Rimfire is just another type of cartridge.
Both centerfire and rimfire cartridges consist of a bullet, gunpowder and primer wrapped in a brass casing. When a gun is fired, the firing pin strikes the primer, causing the powder to explode and the subsequent pressure created propels the bullet forward.
The difference between the two types of ammunition lies in where the primer is located. Centerfire rounds have recessed primer compartments in the center of the base. Rimfire rounds have liquid primer that’s spun into the rim using a centrifuge. Both have their advantages.
Rimfire ammunition isn’t for self-defense or big game hunting.
Centerfire ammunition is costly to make because primer placement is an exacting process, but it results in rounds that are more powerful, reliable and reloadable.
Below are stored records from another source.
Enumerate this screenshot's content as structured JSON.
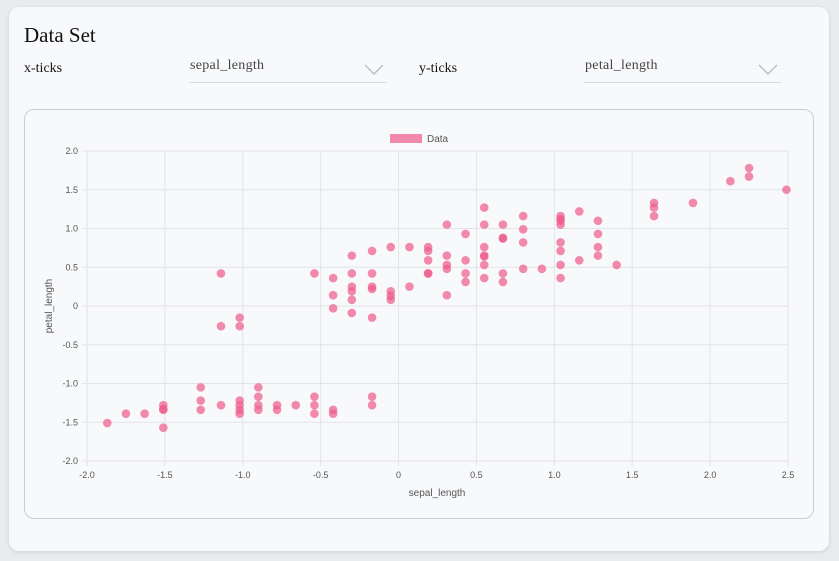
{
  "page": {
    "title": "Data Set",
    "x_control": {
      "label": "x-ticks",
      "value": "sepal_length"
    },
    "y_control": {
      "label": "y-ticks",
      "value": "petal_length"
    }
  },
  "colors": {
    "point": "#ee5d8e",
    "grid": "#e3e4e6",
    "axis_text": "#555555"
  },
  "chart_data": {
    "type": "scatter",
    "title": "",
    "xlabel": "sepal_length",
    "ylabel": "petal_length",
    "xlim": [
      -2.0,
      2.5
    ],
    "ylim": [
      -2.0,
      2.0
    ],
    "xticks": [
      "-2.0",
      "-1.5",
      "-1.0",
      "-0.5",
      "0",
      "0.5",
      "1.0",
      "1.5",
      "2.0",
      "2.5"
    ],
    "yticks": [
      "2.0",
      "1.5",
      "1.0",
      "0.5",
      "0",
      "-0.5",
      "-1.0",
      "-1.5",
      "-2.0"
    ],
    "grid": true,
    "legend": "top-center",
    "series": [
      {
        "name": "Data",
        "points": [
          [
            -1.87,
            -1.51
          ],
          [
            -1.75,
            -1.39
          ],
          [
            -1.63,
            -1.39
          ],
          [
            -1.51,
            -1.28
          ],
          [
            -1.51,
            -1.33
          ],
          [
            -1.51,
            -1.34
          ],
          [
            -1.51,
            -1.57
          ],
          [
            -1.27,
            -1.05
          ],
          [
            -1.27,
            -1.22
          ],
          [
            -1.27,
            -1.34
          ],
          [
            -1.14,
            -1.28
          ],
          [
            -1.14,
            0.42
          ],
          [
            -1.14,
            -0.26
          ],
          [
            -1.02,
            -1.22
          ],
          [
            -1.02,
            -1.28
          ],
          [
            -1.02,
            -1.34
          ],
          [
            -1.02,
            -1.39
          ],
          [
            -1.02,
            -0.15
          ],
          [
            -1.02,
            -0.26
          ],
          [
            -0.9,
            -1.05
          ],
          [
            -0.9,
            -1.17
          ],
          [
            -0.9,
            -1.28
          ],
          [
            -0.9,
            -1.34
          ],
          [
            -0.78,
            -1.28
          ],
          [
            -0.78,
            -1.34
          ],
          [
            -0.66,
            -1.28
          ],
          [
            -0.54,
            -1.17
          ],
          [
            -0.54,
            -1.28
          ],
          [
            -0.54,
            -1.39
          ],
          [
            -0.54,
            0.42
          ],
          [
            -0.42,
            -1.34
          ],
          [
            -0.42,
            -1.39
          ],
          [
            -0.42,
            0.36
          ],
          [
            -0.42,
            0.14
          ],
          [
            -0.42,
            -0.03
          ],
          [
            -0.3,
            0.65
          ],
          [
            -0.3,
            0.42
          ],
          [
            -0.3,
            0.25
          ],
          [
            -0.3,
            0.19
          ],
          [
            -0.3,
            0.08
          ],
          [
            -0.3,
            -0.09
          ],
          [
            -0.17,
            0.71
          ],
          [
            -0.17,
            0.42
          ],
          [
            -0.17,
            0.25
          ],
          [
            -0.17,
            0.22
          ],
          [
            -0.17,
            -0.15
          ],
          [
            -0.17,
            -1.17
          ],
          [
            -0.17,
            -1.28
          ],
          [
            -0.05,
            0.76
          ],
          [
            -0.05,
            0.19
          ],
          [
            -0.05,
            0.13
          ],
          [
            -0.05,
            0.08
          ],
          [
            0.07,
            0.76
          ],
          [
            0.07,
            0.25
          ],
          [
            0.19,
            0.76
          ],
          [
            0.19,
            0.71
          ],
          [
            0.19,
            0.59
          ],
          [
            0.19,
            0.42
          ],
          [
            0.19,
            0.42
          ],
          [
            0.31,
            1.05
          ],
          [
            0.31,
            0.65
          ],
          [
            0.31,
            0.53
          ],
          [
            0.31,
            0.48
          ],
          [
            0.31,
            0.14
          ],
          [
            0.43,
            0.93
          ],
          [
            0.43,
            0.59
          ],
          [
            0.43,
            0.42
          ],
          [
            0.43,
            0.31
          ],
          [
            0.55,
            1.27
          ],
          [
            0.55,
            1.05
          ],
          [
            0.55,
            0.76
          ],
          [
            0.55,
            0.65
          ],
          [
            0.55,
            0.64
          ],
          [
            0.55,
            0.53
          ],
          [
            0.55,
            0.36
          ],
          [
            0.67,
            1.05
          ],
          [
            0.67,
            0.88
          ],
          [
            0.67,
            0.87
          ],
          [
            0.67,
            0.42
          ],
          [
            0.67,
            0.31
          ],
          [
            0.8,
            1.16
          ],
          [
            0.8,
            0.99
          ],
          [
            0.8,
            0.82
          ],
          [
            0.8,
            0.48
          ],
          [
            0.92,
            0.48
          ],
          [
            1.04,
            1.16
          ],
          [
            1.04,
            1.12
          ],
          [
            1.04,
            1.1
          ],
          [
            1.04,
            1.05
          ],
          [
            1.04,
            0.82
          ],
          [
            1.04,
            0.71
          ],
          [
            1.04,
            0.53
          ],
          [
            1.04,
            0.36
          ],
          [
            1.16,
            1.22
          ],
          [
            1.16,
            0.59
          ],
          [
            1.28,
            1.1
          ],
          [
            1.28,
            0.93
          ],
          [
            1.28,
            0.76
          ],
          [
            1.28,
            0.65
          ],
          [
            1.4,
            0.53
          ],
          [
            1.64,
            1.33
          ],
          [
            1.64,
            1.27
          ],
          [
            1.64,
            1.16
          ],
          [
            1.89,
            1.33
          ],
          [
            2.13,
            1.61
          ],
          [
            2.25,
            1.78
          ],
          [
            2.25,
            1.67
          ],
          [
            2.49,
            1.5
          ]
        ]
      }
    ]
  }
}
Rimfire is cheap to manufacture, but rounds fail more often because unevenly distributed primer in the rim increases the probability that a firing pin will strike an area with an amount that’s insufficient to ignite the powder, making it less dependable than centerfire ammunition for critical applications like self-defense.
And because rimfire casings need to be thin enough for the firing pin to crush the rim and ignite the primer, powder loads are limited to modest amounts that won’t blow weak casings apart. This means that with few exceptions, rimfire rounds carry low-pressure loads that aren’t powerful or fast enough to take down large game accurately.
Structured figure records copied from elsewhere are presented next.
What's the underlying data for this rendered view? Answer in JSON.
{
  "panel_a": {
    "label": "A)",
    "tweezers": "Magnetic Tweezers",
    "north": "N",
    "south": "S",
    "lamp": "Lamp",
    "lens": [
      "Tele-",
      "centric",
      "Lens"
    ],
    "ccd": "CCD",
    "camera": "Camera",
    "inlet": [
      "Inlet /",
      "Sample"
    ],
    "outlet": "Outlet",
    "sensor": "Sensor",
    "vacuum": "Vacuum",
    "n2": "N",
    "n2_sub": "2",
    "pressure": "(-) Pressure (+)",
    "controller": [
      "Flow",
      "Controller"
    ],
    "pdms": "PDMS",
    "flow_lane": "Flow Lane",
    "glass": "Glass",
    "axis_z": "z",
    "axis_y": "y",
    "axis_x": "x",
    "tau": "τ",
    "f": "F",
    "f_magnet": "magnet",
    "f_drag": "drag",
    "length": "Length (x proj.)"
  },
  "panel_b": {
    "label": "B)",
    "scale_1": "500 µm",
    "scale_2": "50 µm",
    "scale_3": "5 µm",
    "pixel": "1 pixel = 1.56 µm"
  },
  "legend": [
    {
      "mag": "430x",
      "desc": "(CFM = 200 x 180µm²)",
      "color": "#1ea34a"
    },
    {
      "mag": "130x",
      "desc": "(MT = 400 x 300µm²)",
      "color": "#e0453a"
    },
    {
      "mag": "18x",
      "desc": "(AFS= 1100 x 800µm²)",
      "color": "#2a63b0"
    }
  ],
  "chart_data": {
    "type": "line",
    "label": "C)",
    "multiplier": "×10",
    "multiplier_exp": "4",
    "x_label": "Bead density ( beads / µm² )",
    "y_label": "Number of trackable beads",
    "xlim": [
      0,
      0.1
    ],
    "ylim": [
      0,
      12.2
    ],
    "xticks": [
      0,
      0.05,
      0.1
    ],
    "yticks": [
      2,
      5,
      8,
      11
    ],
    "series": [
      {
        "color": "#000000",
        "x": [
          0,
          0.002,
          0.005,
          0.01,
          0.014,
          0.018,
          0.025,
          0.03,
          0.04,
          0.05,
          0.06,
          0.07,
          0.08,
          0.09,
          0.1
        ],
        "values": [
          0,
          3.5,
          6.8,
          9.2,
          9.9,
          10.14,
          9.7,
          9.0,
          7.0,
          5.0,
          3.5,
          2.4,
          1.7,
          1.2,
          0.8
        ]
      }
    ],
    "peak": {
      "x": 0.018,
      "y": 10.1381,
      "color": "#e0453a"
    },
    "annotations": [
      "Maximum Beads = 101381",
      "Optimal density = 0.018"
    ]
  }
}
Rimfire is perfect for beginners, target practice and varmint hunting.
For varmint hunters, low-recoil rimfire ammunition improves accuracy at short distances. It’s also cheap. For calibers like .22LR, it costs as little as a quarter of the price of similar centerfire ammunition and although it’s not reloadable, it still significantly more cost-effective for small game hunting and target practice.
For beginners, the low cost and soft recoil is a comfortable way to get started without skimping on training rounds and shots tend to be quieter and a little more neighbor-friendly.
Rimfire ammunition isn’t for every purpose, but what it does, it does well. If every shot counts, stick with centerfire, but if you’re counting the price of every shot, rimfire does the job without breaking the bank.